Right, next set of thirds. Evan Evans Autumn Frenzy. Copper-coloured, with a maple syrup sort of sweetness. The watery finish has this weird savoury mushroom quality making me wonder if they're going for a full-on forest floor leafmold thing. So, OK, it's autumnal, but nobody wants to drink a third of a pint of fungal maple syrup. I think I get what it's trying to be, but there's still a really dull brown bitter at its core, dragging down all the seasonal bells and whistles.
In the middle is Titanic Brewery's SEA ("seriously enigmatic ale" -- if ever a name suggested a batch of something else that went wrong), another brown one, at 5% ABV, and another odd one. The flavour is more muted than Autumn Frenzy, but it's thicker, almost like a gloopy nitrokeg bitter. That mushroom thing is there again but this time there are no brighter notes to lift it off the forest litter. There's a bit of cleansing tannin but it doesn't do enough to keep this beer from being heavy, cloying and difficult.
The day's second and final international collaboration was Braddon Bitter, produced at Wadworth in association with BentSpoke of Canberra. Brown again, and with some nice burnt caramel and a sharp dark fruit thing, all blackberries and sloes. I had to check if Bramling Cross was in the house but turns out it's all Admiral and Cascade. It's pretty dry, sucking moisture off the palate and finishing tight, sharp and astringent. This is another one of those beers I'm really enjoying a third of but more than that would probably get difficult.

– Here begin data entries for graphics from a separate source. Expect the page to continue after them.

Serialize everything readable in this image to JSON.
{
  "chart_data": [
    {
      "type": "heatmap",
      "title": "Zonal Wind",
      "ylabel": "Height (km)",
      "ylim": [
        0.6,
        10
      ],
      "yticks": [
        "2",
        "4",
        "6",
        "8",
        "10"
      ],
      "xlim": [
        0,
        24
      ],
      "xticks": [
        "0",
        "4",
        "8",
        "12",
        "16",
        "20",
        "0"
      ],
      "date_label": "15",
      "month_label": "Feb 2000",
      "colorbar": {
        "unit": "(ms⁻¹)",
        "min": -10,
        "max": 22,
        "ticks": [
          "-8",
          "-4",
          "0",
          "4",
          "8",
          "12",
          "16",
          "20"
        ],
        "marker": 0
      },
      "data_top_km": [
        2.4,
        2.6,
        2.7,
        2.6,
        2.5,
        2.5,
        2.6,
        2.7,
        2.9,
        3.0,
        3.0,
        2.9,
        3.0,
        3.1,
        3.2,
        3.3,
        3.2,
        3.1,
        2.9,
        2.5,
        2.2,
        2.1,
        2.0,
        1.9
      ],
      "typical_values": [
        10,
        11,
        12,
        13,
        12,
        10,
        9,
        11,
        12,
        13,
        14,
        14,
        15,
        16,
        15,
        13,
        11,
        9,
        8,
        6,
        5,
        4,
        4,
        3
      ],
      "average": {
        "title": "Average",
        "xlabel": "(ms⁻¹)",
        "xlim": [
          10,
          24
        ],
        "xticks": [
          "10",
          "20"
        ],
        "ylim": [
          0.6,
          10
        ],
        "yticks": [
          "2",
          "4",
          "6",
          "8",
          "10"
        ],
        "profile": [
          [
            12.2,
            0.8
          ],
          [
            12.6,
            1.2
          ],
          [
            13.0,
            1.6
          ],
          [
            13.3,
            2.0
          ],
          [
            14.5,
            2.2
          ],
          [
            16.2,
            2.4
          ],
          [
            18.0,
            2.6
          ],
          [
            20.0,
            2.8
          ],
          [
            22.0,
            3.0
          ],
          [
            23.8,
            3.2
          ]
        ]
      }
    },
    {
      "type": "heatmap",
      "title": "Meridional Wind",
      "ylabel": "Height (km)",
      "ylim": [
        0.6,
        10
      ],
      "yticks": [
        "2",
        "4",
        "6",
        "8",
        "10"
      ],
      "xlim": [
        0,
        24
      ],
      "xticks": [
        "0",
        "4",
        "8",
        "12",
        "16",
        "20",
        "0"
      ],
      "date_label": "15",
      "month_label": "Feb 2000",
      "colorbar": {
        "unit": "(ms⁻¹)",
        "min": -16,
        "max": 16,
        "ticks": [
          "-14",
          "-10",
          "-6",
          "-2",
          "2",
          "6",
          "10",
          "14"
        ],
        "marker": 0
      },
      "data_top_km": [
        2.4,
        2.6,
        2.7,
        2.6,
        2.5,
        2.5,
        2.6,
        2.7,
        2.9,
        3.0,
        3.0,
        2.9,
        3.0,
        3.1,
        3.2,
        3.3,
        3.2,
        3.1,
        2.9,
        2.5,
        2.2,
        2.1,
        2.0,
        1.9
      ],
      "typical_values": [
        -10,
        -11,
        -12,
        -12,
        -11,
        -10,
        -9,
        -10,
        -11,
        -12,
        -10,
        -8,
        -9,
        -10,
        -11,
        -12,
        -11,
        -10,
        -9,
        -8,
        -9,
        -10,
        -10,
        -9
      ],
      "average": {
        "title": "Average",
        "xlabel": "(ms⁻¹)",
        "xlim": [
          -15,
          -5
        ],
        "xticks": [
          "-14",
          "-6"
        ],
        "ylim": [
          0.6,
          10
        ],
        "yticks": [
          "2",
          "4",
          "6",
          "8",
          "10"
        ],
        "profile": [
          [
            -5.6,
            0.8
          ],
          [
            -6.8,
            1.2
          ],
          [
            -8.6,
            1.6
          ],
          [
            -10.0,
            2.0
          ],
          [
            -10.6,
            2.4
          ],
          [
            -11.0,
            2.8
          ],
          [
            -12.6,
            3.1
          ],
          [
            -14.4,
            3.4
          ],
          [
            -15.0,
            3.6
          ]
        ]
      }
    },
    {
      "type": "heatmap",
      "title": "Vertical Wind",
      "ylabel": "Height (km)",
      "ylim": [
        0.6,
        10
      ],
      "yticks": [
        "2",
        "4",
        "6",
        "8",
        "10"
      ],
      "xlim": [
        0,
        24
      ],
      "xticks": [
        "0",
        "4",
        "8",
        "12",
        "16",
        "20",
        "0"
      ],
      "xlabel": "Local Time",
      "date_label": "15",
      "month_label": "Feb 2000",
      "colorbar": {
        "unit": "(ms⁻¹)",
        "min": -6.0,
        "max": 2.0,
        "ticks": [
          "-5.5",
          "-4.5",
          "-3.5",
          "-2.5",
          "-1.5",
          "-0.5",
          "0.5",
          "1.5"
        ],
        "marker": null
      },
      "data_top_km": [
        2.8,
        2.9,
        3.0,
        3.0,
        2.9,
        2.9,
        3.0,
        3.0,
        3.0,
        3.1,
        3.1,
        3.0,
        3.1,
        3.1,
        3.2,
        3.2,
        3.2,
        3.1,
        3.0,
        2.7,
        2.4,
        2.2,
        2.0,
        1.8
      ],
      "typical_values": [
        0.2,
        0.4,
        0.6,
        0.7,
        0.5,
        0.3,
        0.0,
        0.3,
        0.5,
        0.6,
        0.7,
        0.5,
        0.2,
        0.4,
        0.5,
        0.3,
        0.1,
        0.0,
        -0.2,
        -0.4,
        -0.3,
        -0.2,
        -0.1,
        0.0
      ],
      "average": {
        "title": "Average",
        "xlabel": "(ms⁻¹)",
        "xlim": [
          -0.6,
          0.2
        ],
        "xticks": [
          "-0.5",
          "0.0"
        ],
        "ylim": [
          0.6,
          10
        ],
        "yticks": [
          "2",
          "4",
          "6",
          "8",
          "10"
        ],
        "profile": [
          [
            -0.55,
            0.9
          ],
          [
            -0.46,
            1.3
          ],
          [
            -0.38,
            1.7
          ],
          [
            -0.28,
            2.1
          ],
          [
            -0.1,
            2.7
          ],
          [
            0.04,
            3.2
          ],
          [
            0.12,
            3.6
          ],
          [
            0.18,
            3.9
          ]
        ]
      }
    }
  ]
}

OK, enough cask. I'd be lying if I said I hadn't been eyeing up the new Wetherspoon can all afternoon. Treason is an IPA from Windsor & Eton, 5.8% ABV and a hazy orange colour. There's a balanced orange fruit bitterness and a hint of dank in the aroma. It tastes fresh and fruity with distinct overtones of Punk IPA and Bibble. Citrus! Resins! Cool! Acceptance! It is very nice, and top marks to the brewery for putting it together, but it does taste like quite a few other beers to me. It's just as well that quality and flavour trumps individuality every time.
Overall, quite a good festival this year. No stand-outs, but the beers I didn't enjoy were at least interesting. And that, in general, is the best any blogger can hope for. The festival continues until Sunday and I'd imagine that several in the line-up will be around for a while after that.
That GK OCH sounds very like their Abbott Reserve, a very underrated beer in the classic southern English strong ale style, and a good Spoons standby.
ReplyDeleteInteresting! I don't think I've ever seen that.
DeleteI'm going to go out on a limb here and say that you should give OCH a go, even in the clear bottle. And hypothesise that the the near-mythical quality of 5X derives as much from the name check on the label as from any fleeting appearances at GBBF.
ReplyDeleteNoted! I haven't seen it around Dublin in a while, mind.